$5 device can hijack even a locked computer in just 30 seconds
Samy Kamkar’s PoisonTap, a $5 Raspberry Pi zero device, can hack into any password protected computer by creating a backdoor which can invade any privacy tactics.
We are now more vulnerable than ever.
Samy kamkar is an American privacy and security researcher, hacker, whistle-blower and entrepreneur. Right after plugging Pi Zero into USB port, the device bypasses all forms of security and invades all the data.
No matter how strong you think your password is, PoisonTap can dodge anything. Scary, isn’t it? So, how does it work? After plugging PoisonTap in USB port, your laptop or desktop assumes that it’s connected to Ethernet and so it starts to send all the data and encrypted internet traffic to the micro-controller.

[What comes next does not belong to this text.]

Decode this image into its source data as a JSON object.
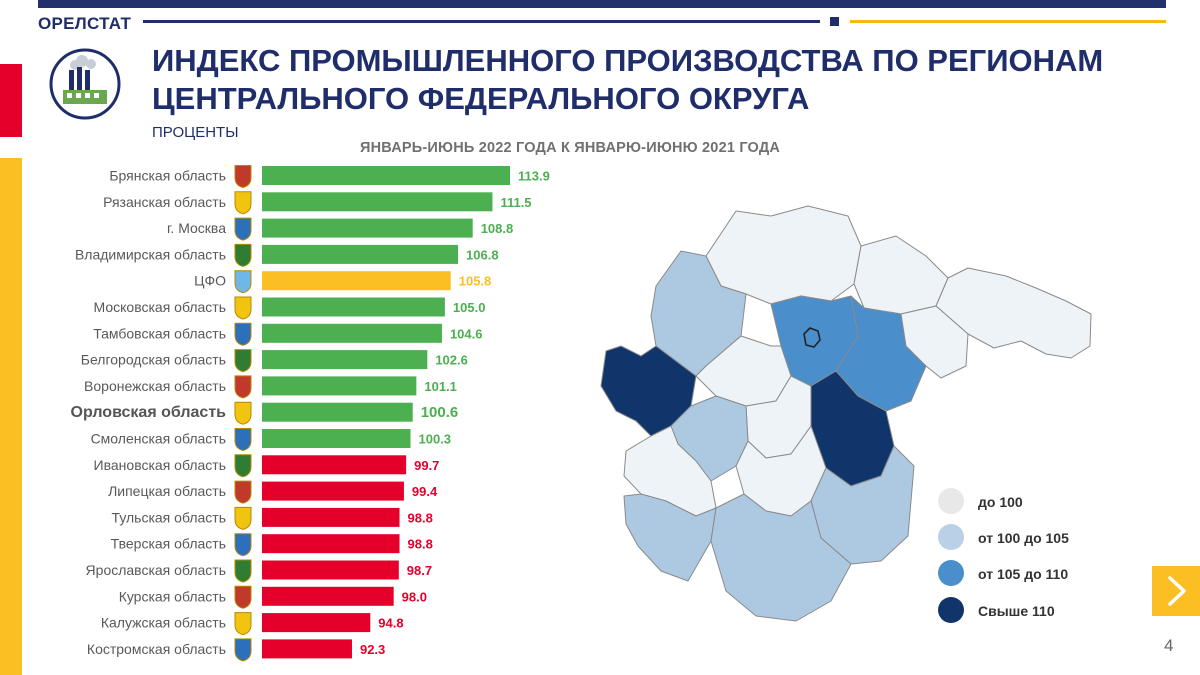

The device then begins stealing and siphoning the HTTP cookies and your web sessions for Alexa top 1,000,000 sites. Even two-factor authentication (2FA) won’t work here. 2FA adds an extra layer of security. Besides asking for your password and username, it also requires something that only the user knows so that makes it harder to steal someone’s identity. Backdoor remains open even after PoisonTap is removed so hackers can remotely access.
There’s just one caveat with PoisonTap design that it requires the browser to keep running on a locked device. But again, most of us don’t even bother to close our browsers before shutting the lid.
A few safety measures can be taken by users to protect themselves from any invasion of privacy:
- Make sure that you close your web browser before shutting down
- Hibernate you PC, don’t just put it to sleep. Hibernation suspends all the running processes.
- Clear your cache regularly because PoisonTap also poisons the web cache
- Use HTTPS instead of HTTP
- Always ensure that secure flag is enabled on cookies
Never leave you PCs unattended. Better safe than sorry.